そして、この日からうちは霊道列車の停車駅になってしまったのだ。
「この辺は、お化けが出るらしいよ」
「ええっ、気持ち悪いな。下手にスマホで写真を撮ったりしない方がいいね」
台所にいると、外を通りがかった人の話し声が聞こえた。
「嫌だな、噂になってる」
わたしたちは目立たないようにしてひっそりと暮らし、両親を待っているのに……こういう噂が立つと、絶対に変な人に目をつけられるに決まってる。
『お姉ちゃあん』
雄太の泣き声がした。
「やだ、今子どもの声が聞こえなかった?」
「気持ち悪いから早く行こう」
パタパタと足音がして、失礼な話し声は遠ざかった。
『お姉ちゃあん』
「はいはい。今行くからねー」
わたしは2階に上がった。今夜もここは列車を待つ人で賑わう駅になるのだ。
「こんなこと、いつまで続くのかな」
わたしはため息をついた。
「ここが今話題の心霊スポットですね」
話し声を聞いて、わたしはびくりと身体を震わせた。そっと外を覗くと、カメラや照明機材、マイクなんかを持った人がうろうろしている。

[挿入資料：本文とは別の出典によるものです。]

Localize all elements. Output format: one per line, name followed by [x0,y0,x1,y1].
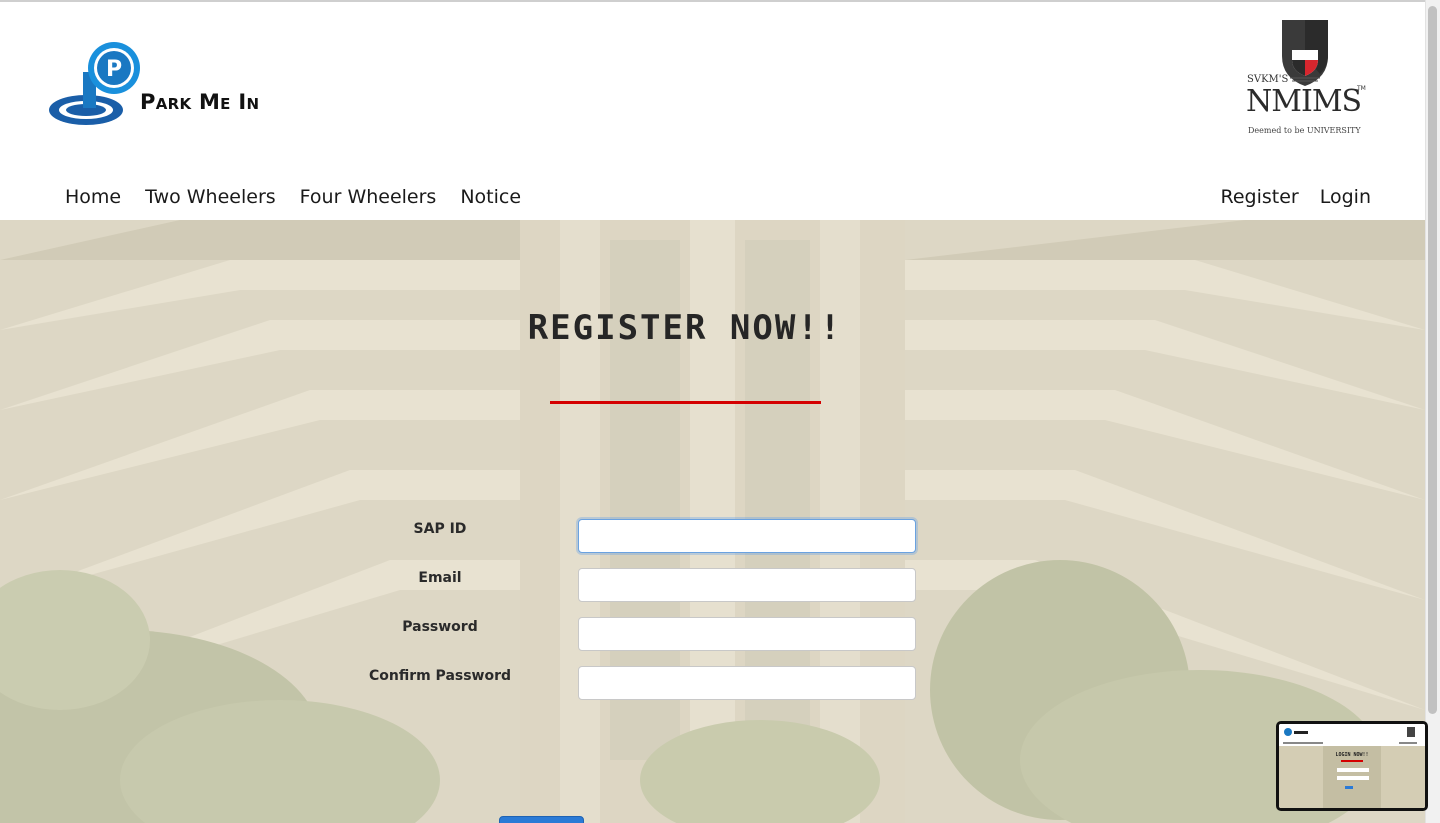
nav-four-wheelers[interactable]: Four Wheelers [300,186,437,208]
title-underline [550,401,821,404]
nav-home[interactable]: Home [65,186,121,208]
nav-two-wheelers[interactable]: Two Wheelers [145,186,276,208]
nav-register[interactable]: Register [1221,186,1299,208]
nav-login[interactable]: Login [1320,186,1371,208]
sap-id-input[interactable] [578,519,916,553]
site-header: P Park Me In SVKM'S NMIMS TM Deemed to b… [0,2,1425,220]
primary-nav: Home Two Wheelers Four Wheelers Notice [65,186,521,208]
screenshot-thumbnail[interactable]: LOGIN NOW!! [1276,721,1428,811]
email-input[interactable] [578,568,916,602]
confirm-password-label: Confirm Password [368,668,512,684]
brand-name: Park Me In [140,90,260,114]
thumbnail-preview: LOGIN NOW!! [1279,724,1425,808]
register-title: REGISTER NOW!! [527,308,843,348]
thumbnail-page-preview: LOGIN NOW!! [1279,724,1425,808]
parking-pin-icon: P [49,42,140,125]
scrollbar-thumb[interactable] [1428,6,1437,714]
sap-id-label: SAP ID [413,521,467,537]
page: P Park Me In SVKM'S NMIMS TM Deemed to b… [0,0,1425,823]
nav-notice[interactable]: Notice [460,186,521,208]
email-label: Email [418,570,462,586]
submit-button[interactable] [499,816,584,823]
logo-letter: P [106,57,122,82]
confirm-password-input[interactable] [578,666,916,700]
university-subtitle: Deemed to be UNIVERSITY [1248,126,1361,135]
university-name: NMIMS [1246,84,1362,119]
password-label: Password [402,619,478,635]
thumbnail-title: LOGIN NOW!! [1335,752,1368,758]
trademark-mark: TM [1357,85,1366,92]
register-section: REGISTER NOW!! SAP ID Email Password Con… [0,220,1425,823]
password-input[interactable] [578,617,916,651]
park-me-in-logo[interactable]: P [48,42,288,130]
account-nav: Register Login [1221,186,1372,208]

真ん中にいるのは、手に水晶の数珠を持った中年の男性だ。
「あれ、あの人ってテレビで見たことがある人だ! 霊能者とかお祓い屋とか、そんなことを言ってたよね」
「それでは、スピリチュアルアドミッショナーの
スピリチュアルア……なんか、洒落た名前だったわ……。
「……ふむ。この場所には悲しみが残留思念として残されていますね。過去に何かか不幸な事件があったようです」
ひとんちに、適当な過去を作らないでほしいわ。住んでる人に迷惑だと思わないのかな。
「おお、これは……ひとり……いえ、ふたりですね。違う、やっぱりひとりです。強い想いでこの場所に縛られている、気の毒な魂が見えます。この人物を浄化して、天に還すことができるか、挑んでみましょう」
スピリチュアルな人が、何かに挑むらしいけど、大丈夫かな?
そろそろ電車がやってくるんだけど。
「おや、お珍しい。どうかなさったのですか?」
どこからか、この駅の駅長がやって来た。今日も全身が腐っている。
「あなたたちが騒ぐから、このうちが目をつけられちゃったじゃない。テレビ局の人が来ちゃってるんですよ。駅長さんが追い払ってください。わたしは雄太のところにいますから、お願いしますね」
「ええっ、テレビ局ですか? 視聴率のためなら命も惜しくないんですねえ……」
駅長さんがため息をつくと、口からボロボロっと歯が抜け落ちたので、わたしは指差して「拾って!」と言った。彼はひとつひとつ歯を拾い、歯茎に差し込んでから言った。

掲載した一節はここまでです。